Thursday November 14, 2024

Fusion for Energy (F4E) manages Europe’s contribution to the International Thermonuclear Experimental Reactor (ITER) project to build a tokamak fusion device designed to prove the feasibility of fusion as a large-scale energy source and carbon-free.

Consortium members have been involved in the project since 2010 and said winning the contract reflected their innovation “with the use of cutting-edge digital technologies such as systems modeling and artificial intelligence, aimed at automating processes engineering and project management.

F4E said the contract is expected to last until 2030 with the possibility of extension and “provides for the provision of services in the form of consultancy, design, nuclear security, construction, project and management”. one of the largest architectural engineering contracts ever signed, the two parties will continue to work together to successfully complete the civil and mechanical works carried out at the fusion experiment site.

Thirty-three countries are collaborating on the construction of ITER: the European Union contributes almost half of the cost of its construction, while the other six members (China, India, Japan, South Korea, Russia and the United States ) contribute equally to the rest. . Europe is responsible for the delivery of almost all of ITER’s buildings, facilities, infrastructure and power supplies and the three b.NEXT consortium companies will also assist F4E in supervising work in the Tritium building and contribute to the design and the construction of installations housing generators. and fuel storage tanks.

Stéphane Aubarbier, Deputy CEO of Assystem, declared: “The ITER project is the most ambitious nuclear research program in recent decades. The success of b.NEXT illustrates the strength of our consortium, which brings together complementary expertise in engineering, project management and digital. We believe that fusion technologies are crucial to maximizing sustainable, low-carbon electricity generation around the world, while providing promising career prospects for current and future generations.

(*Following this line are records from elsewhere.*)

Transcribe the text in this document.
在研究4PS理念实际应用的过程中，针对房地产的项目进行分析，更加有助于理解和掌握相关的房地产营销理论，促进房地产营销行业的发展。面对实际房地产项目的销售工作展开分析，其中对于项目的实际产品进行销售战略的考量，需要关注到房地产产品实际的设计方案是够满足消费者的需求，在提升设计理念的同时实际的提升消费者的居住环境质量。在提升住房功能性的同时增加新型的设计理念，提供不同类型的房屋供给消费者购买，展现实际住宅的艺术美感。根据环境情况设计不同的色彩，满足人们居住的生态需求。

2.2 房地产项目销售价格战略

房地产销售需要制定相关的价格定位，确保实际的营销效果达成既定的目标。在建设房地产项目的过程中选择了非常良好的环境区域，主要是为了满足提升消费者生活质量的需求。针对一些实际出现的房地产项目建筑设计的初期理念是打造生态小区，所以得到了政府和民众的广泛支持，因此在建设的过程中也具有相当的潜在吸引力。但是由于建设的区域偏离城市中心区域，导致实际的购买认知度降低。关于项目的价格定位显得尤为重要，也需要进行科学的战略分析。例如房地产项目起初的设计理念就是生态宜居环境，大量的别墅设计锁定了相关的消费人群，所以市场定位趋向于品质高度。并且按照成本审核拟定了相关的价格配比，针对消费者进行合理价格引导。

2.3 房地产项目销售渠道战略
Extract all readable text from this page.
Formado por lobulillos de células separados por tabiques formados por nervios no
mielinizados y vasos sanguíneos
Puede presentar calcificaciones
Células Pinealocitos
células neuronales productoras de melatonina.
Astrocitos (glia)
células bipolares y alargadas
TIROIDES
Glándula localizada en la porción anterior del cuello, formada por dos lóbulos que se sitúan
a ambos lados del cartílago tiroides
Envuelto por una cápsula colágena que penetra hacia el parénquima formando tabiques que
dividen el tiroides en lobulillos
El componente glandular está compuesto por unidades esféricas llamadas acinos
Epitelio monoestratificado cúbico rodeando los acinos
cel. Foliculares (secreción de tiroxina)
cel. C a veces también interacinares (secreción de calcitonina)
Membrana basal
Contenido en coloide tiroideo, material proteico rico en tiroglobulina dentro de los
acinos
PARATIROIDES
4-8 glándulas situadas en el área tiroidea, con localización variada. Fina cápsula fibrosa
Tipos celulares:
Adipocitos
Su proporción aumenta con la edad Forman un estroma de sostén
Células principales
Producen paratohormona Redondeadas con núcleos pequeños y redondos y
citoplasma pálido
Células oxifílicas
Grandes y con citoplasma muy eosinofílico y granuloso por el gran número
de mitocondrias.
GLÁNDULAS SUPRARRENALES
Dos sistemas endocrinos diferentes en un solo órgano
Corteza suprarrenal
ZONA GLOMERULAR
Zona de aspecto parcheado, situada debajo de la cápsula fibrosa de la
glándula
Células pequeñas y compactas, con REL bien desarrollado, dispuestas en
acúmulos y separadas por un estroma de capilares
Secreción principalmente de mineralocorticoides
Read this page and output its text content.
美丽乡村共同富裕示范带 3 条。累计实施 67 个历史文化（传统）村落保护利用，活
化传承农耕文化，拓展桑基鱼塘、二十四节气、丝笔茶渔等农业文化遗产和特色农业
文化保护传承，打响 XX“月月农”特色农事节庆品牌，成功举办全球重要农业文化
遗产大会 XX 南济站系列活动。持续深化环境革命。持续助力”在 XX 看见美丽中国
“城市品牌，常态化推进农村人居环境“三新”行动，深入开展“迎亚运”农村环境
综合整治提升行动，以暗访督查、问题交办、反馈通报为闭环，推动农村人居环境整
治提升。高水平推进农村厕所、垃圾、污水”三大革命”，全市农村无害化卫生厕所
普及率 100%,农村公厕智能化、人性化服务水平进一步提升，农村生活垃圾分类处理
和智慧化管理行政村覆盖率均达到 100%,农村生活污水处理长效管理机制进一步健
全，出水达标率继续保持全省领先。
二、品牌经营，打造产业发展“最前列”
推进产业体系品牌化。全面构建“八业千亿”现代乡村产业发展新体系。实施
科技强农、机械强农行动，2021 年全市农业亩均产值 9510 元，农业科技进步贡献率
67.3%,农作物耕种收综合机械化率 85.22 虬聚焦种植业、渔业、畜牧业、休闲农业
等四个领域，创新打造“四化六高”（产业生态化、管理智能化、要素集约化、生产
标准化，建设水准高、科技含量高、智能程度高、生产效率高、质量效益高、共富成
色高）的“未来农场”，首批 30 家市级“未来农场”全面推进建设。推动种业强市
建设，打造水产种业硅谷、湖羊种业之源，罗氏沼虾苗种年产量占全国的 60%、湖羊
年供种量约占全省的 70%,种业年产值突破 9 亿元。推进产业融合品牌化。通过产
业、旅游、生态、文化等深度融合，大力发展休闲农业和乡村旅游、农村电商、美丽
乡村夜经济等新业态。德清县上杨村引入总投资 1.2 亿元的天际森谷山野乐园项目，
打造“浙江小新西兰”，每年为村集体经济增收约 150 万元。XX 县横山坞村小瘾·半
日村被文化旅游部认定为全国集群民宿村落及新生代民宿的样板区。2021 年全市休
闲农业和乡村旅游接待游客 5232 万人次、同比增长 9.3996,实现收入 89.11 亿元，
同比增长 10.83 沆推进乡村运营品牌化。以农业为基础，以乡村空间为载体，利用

François Martin, nuclear director of Egis, declared: “We are proud to participate in fusion technology, to contribute to providing a concrete response to the objective of carbon neutrality by 2050, to strengthening energy security and to improve the quality of life of populations. billions of people around the world. We can see rapid growth in fusion investment and the importance of building strong supply chains to deliver future reactors.

Javier Perea, CEO of Empresarios Agrupados, said: “The ITER project is very relevant for designing the future energy mix and a CO2-free transition. The project will pave the way for a sustainable and inexhaustible source of energy… this contract builds on the tremendous teamwork of b.NEXT and Fusion for Energy partners since 2010, bringing together the best capabilities in advanced engineering for nuclear projects of the highest complexity.

Marc Lachaise, Director of F4E, said: “Europe’s participation in ITER offers companies a unique opportunity to get involved in the largest international fusion project, which will influence the energy mix of the future. F4E, which will strengthen their skills, increase their competitiveness and provide them with concrete experience in the development of tomorrow’s fusion devices. »

The context

ITER’s goal is to operate at 500 MW (for at least 400 seconds continuously) with a plasma heating power of 50 MW. It appears that an additional 300 MW of electricity may be required for operation. No electricity will be produced at ITER and, in addition to what will be learned when it begins operations, as a one-of-a-kind project it offers lessons and benefits to the international fusion industry throughout its lifespan. construction.

The ITER project schedule was revised earlier this year with a revamped plan that targets “a scientifically and technically robust initial phase of operations, including a deuterium-deuterium fusion operation in 2035, followed by full exploitation of the ‘magnetic energy and plasma current’. The previous benchmark, set in 2016, predicted a first plasma in 2025. Various reasons have been put forward for this delay, including the impact of COVID-19 and the emergence of problems in the welding joint region of the vessel sector vacuum and cracks induced by corrosion. in the thermal protection piping.

Director General Pietro ​Barabaschi, speaking in October 2023, said that even without these problems the 2025 first plasma deadline would not be met and said the new timetable was “realistic”.